5 | MORFİN

102 20 4
                                    

Biraz ileride tekrar gördüğümde bize bakıyordu. Ve çok dikkatli bakıyordu. Gücü neydi acaba. Stefle birbirimize dönüp gidip konuşmaya karar verdik.

Tam o sırada arkamızdan bir ses geldi "Kiminle konuşuyorsunuz?"

Sıçrayıp arkama döndüğümde o kızı gördüm. Yani mor'u. Ciddi anlamda altıma sıçmıştım. Suratımın halini merak ediyorum şu an.

Stefano'ya baktığımda benden farksız olmadığını gördüm. Kız bize bakarken gülmemeye çalıştığını belli etmemeye çalışıyordu. Ben olsam ben de gülerdim.

Sonunda bize dayanamaz bir şekilde "farkettim benimle alakalı konuşuyordunuz ve baya kestiniz hala tek parça mıyım merak ediyorum." dedi.

Içimdeki filler gülmekten yıkılıyordu kızı gerçekten gözümüzü ayırmadan kesmiştik.

Kolumu açıp kıza gösterirken "Stef hadi sende göster" demiştim.

Çok şaşırmıştı ve kimse duymasın der gibi kulağımıza yaklaşıp fısıldayarak "kendimi tek sanıyordum yani sizde mi benim gibi görünmez olabiliyorsunuz veya çok uzaktaki konuşmaları duyabiliyorsunuz." dediğinde şaşırmıştım.

Neden öcü gibi yaklaştığı belli oldu.

Stef gülümseyerek "Biz de senin gibiyiz fakat görünmez olamıyoruz veya konuşmaları da duyamıyoruz. Bizim güçlerimiz farklı mesela ben bilgisayar işleri veya teknolojik işleri beyin gücüyle yapabiliyorum. Miray da (beni göstererek) su elementini kontrol edebiliyor." dedi.

Kız çok şaşırmıştı, ben de öyle olmuştum Stefano anlattığında.

Biraz daha sonra kıza baktığımda kendi kolunu cimcikliyordu, rüya sanıyordu heralde.

"Dur tamam inanman için gel bizimle" dediğimde ıssız bir yere gidip ellerimde görünmez bir su dolu bardak yaptım.

Biraz daha gerçekliğe dönmüştü. O sırada ben hatamin farkına varmıştım. Selin beni bekliyordu. Hem de Batu ve Gizem'in yanında eyvah eyvah yandım ben.

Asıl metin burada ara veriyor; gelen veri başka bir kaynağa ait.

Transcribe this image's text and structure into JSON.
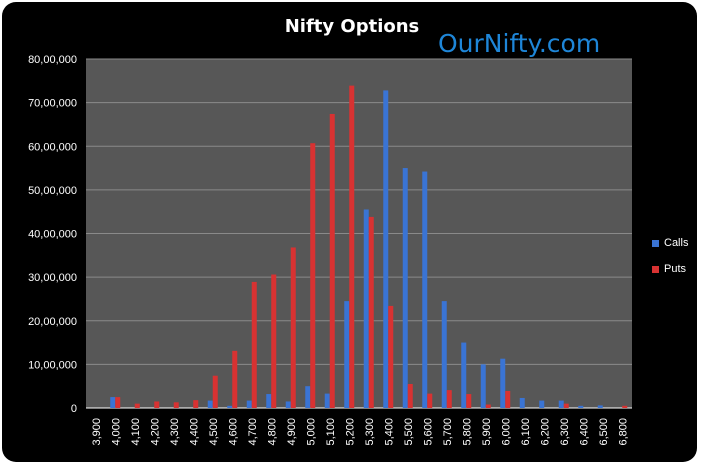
{
  "watermark": "OurNifty.com",
  "colors": {
    "calls": "#3a74d4",
    "puts": "#d83232",
    "plot_bg": "#575757",
    "frame_bg": "#000000",
    "gridline": "#8a8a8a"
  },
  "chart_data": {
    "type": "bar",
    "title": "Nifty Options",
    "xlabel": "",
    "ylabel": "",
    "ylim": [
      0,
      8000000
    ],
    "y_ticks": [
      "0",
      "10,00,000",
      "20,00,000",
      "30,00,000",
      "40,00,000",
      "50,00,000",
      "60,00,000",
      "70,00,000",
      "80,00,000"
    ],
    "categories": [
      "3,900",
      "4,000",
      "4,100",
      "4,200",
      "4,300",
      "4,400",
      "4,500",
      "4,600",
      "4,700",
      "4,800",
      "4,900",
      "5,000",
      "5,100",
      "5,200",
      "5,300",
      "5,400",
      "5,500",
      "5,600",
      "5,700",
      "5,800",
      "5,900",
      "6,000",
      "6,100",
      "6,200",
      "6,300",
      "6,400",
      "6,500",
      "6,800"
    ],
    "series": [
      {
        "name": "Calls",
        "values": [
          0,
          250000,
          0,
          0,
          0,
          0,
          170000,
          50000,
          170000,
          320000,
          150000,
          500000,
          330000,
          2450000,
          4550000,
          7280000,
          5500000,
          5420000,
          2450000,
          1500000,
          1000000,
          1130000,
          230000,
          170000,
          170000,
          50000,
          60000,
          0
        ]
      },
      {
        "name": "Puts",
        "values": [
          0,
          250000,
          100000,
          150000,
          130000,
          180000,
          740000,
          1310000,
          2890000,
          3060000,
          3680000,
          6070000,
          6740000,
          7390000,
          4380000,
          2340000,
          550000,
          330000,
          410000,
          320000,
          80000,
          390000,
          0,
          0,
          100000,
          0,
          0,
          50000
        ]
      }
    ],
    "grid": true,
    "legend_position": "right"
  }
}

Koşa koşa gidip baktığımda yoktu. Etraftakilere sorduğumda kimse cevap vermemişti.

Biri geliyordu yanıma gözüm bir yerden ısırıyor ama kimdi, Emre, Abdullah, Ayşe, Fatma, Hayriye haydi çifte- ay Emir Emir şimdi hatırladım.

"Miray sanırım Selin'i arıyorsun. Üstüne içecek döküldüğünden dolayı eve gitmek zorunda kaldı." Dediğinde kendime küfür ediyordum. Kankamı neden bıraktım ki ben. Keşke bırakmasaydım.

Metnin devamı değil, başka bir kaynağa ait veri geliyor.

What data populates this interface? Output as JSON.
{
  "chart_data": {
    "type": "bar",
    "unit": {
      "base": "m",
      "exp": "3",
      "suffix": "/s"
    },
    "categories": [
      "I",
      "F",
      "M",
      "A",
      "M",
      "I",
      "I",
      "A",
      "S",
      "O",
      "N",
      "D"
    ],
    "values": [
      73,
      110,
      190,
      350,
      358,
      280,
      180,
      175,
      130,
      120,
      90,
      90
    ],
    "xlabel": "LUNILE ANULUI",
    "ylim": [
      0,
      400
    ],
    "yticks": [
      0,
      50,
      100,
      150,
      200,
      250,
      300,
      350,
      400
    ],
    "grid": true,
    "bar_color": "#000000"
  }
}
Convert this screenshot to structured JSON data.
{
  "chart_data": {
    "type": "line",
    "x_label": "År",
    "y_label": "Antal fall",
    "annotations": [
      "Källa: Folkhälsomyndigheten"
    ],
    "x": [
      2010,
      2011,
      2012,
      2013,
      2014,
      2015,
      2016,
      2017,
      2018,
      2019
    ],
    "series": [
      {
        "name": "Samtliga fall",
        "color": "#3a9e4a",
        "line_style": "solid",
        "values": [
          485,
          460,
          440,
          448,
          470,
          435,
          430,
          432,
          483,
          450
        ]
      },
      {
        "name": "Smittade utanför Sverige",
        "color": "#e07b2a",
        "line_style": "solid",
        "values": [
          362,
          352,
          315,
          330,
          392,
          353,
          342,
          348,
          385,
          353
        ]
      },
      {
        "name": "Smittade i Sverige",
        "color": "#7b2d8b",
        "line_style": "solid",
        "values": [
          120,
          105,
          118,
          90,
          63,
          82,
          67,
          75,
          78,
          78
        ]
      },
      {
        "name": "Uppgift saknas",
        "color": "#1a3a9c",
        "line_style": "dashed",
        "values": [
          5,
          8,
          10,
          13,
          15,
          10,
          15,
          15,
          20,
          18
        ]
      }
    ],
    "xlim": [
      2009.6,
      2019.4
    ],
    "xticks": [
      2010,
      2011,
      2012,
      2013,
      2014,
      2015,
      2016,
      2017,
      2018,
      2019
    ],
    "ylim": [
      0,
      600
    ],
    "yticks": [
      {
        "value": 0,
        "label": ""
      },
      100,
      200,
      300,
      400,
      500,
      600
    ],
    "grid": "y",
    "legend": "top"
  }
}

"Tamam teşekkür ederim." Diyip Selin'e mesaj attım

Kendi kendime şaşkın şaşkın ne kadar çabuk kaynaştı ya bunlar diyordum. Ben gittiğimde bütün olanları anlatmış Stef mor'a. Bir de mor mor diyoruz biz ama kızın adı Melanie'ymiş ve Kanadalıymış.

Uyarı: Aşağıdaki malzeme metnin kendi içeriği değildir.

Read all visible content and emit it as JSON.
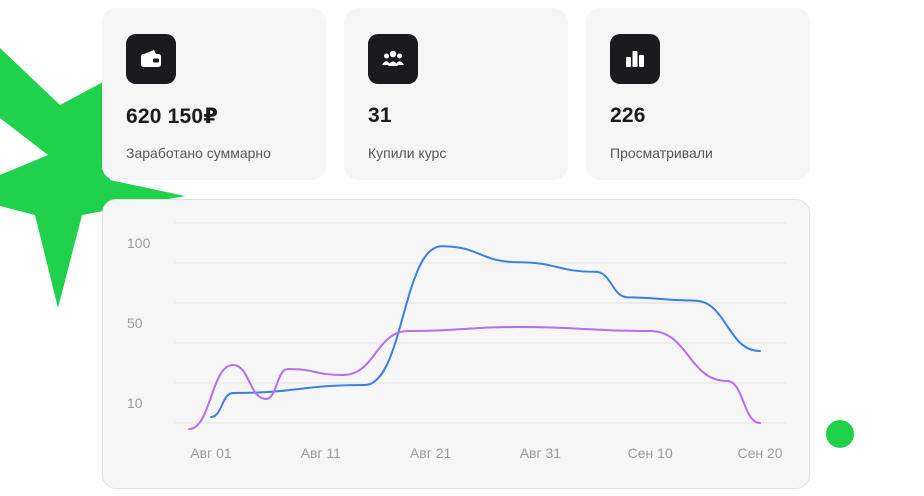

Ben düşünceli düşünceli ileri doğru bakarken Aleksei'de gelmişti. O, Melanie'yi gördüğünde şaşırmıştı. Ve bunu gizlemeye çalışıyordu.

Bize doğru hızla gelip "selam bu arkadaş kim" dediğinde Melanie sinirle kalkıp "Asıl bu kim neden soru soruyor." Demişti.

Stefano ile konuyu anlamaya çalışıyorken onlar hala bize diyor gibi konuşup birbirleriyle atışıyorlardı.

Melanie "Gerizekalı geçen gün karşılaştığımızda senin yüzünden ölüyordum."  dediğinde, Aleksei tıslayarak "Kızım bin kere söyledim yanlışlıkla top attım." Dedi.

"O nasıl yanlışlıkmış beynim yerinden oynadı."

Aleksei "Olmayan şey nasıl oynasın" dediğinde Melanie sinirden çatlıyordu şu an kendine engel olamayacağını anladığımda kafamı hayır hayır dercesine sallayarak geri geri gidiyordum.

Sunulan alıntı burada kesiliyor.